When an invocation of a mocked method is compared against its configured
stubbings or spy verifications, every argument must pass an
equality check to be said to satisfy the stubbing or verification. In cases
where a test either can't provide arguments that would ==
their actual values
or where the configuration should match a broader range of values, argument
matchers can be used to relax or otherwise augment the process of determining
if a call matches a demonstration.
Put more explicitly, an argument matcher is a utility method that returns an object that provides a means of determining if an expected and actual argument "match" and which the mocking library prioritizes over a default equality comparison (source).
In Mocktail, argument matchers are provided by its matcher API invoked via an optional block parameter passed to the demonstration.
The three phases of a unit test are said to be "arrange", "act", and "assert". (In more plainspoken parlance, these are often translated to "given", "when", and "then".) They refer to the three necessary activities that make a test a test: setting things up ("arrange"), invoking the subject under test ("act"), and verifying the results ("assert").

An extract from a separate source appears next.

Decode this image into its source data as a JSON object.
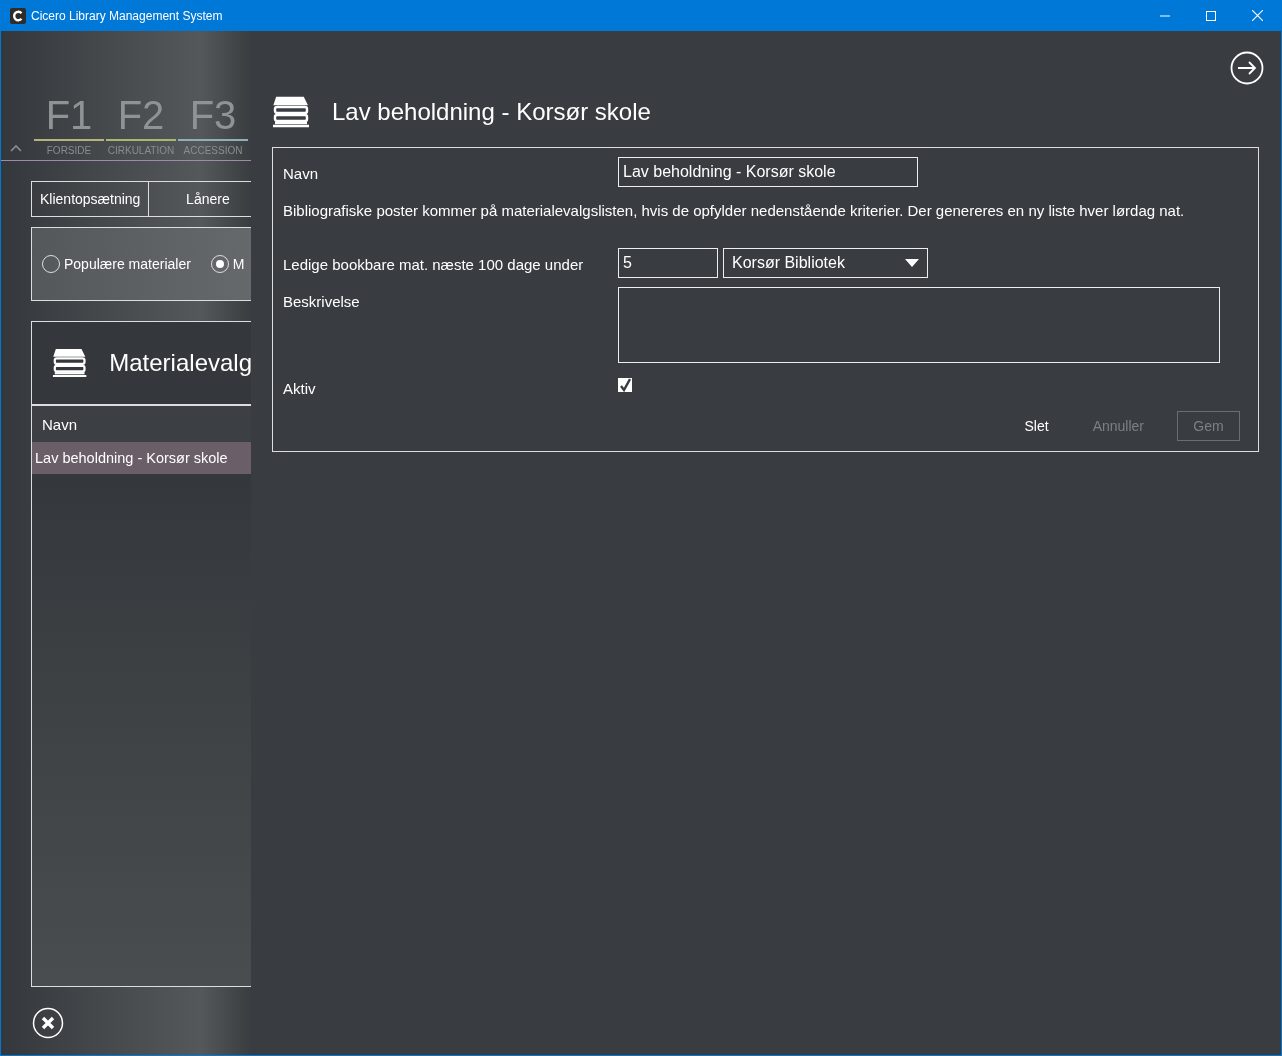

Because nearly every test does all three things, tools and conventions are often
associated with a particular phase. For example, test fixtures and factories
prepare the prerequisite state of database, so they're normally configured in
the assert phase. Additionally, tests are sometimes made clearer by demarcating
the phases with DSLs (like let
and it
RSpec) or a line of whitespace. In
fact, the rspec-given library
exists to explicitly map each activity of a test to one of the three phases,
both to better express intention and to take advantage of commonality between
the phases (like memoizing reused setup code).
In the context of Mocktail, mocks are typically created and stubbings are configured during the arrange phase, while verifications take place during the assert phase. A notable advantage of spies over formal mocks is that spies allow for assertion after the act phase has completed, whereas mocks require assertions to be set up in the arrange phase (which violates the natural "arrange-act-assert" phase ordering).
Command-query separation refers to a design practice of avoiding methods and functions that both return a value and have a meaningful side effect. Quoting its Wikipedia entry, "asking a question should not change the answer". Discussing this principle in the context of mocking is often necessary because there is a tendency for developers to see a method they know has a necessary return value and an important side effect and feel an urge to both stub and verify the same interaction. Whenever that seems like a good idea, there's a good chance the dependent method is violating command-query separation and its design should be revisited.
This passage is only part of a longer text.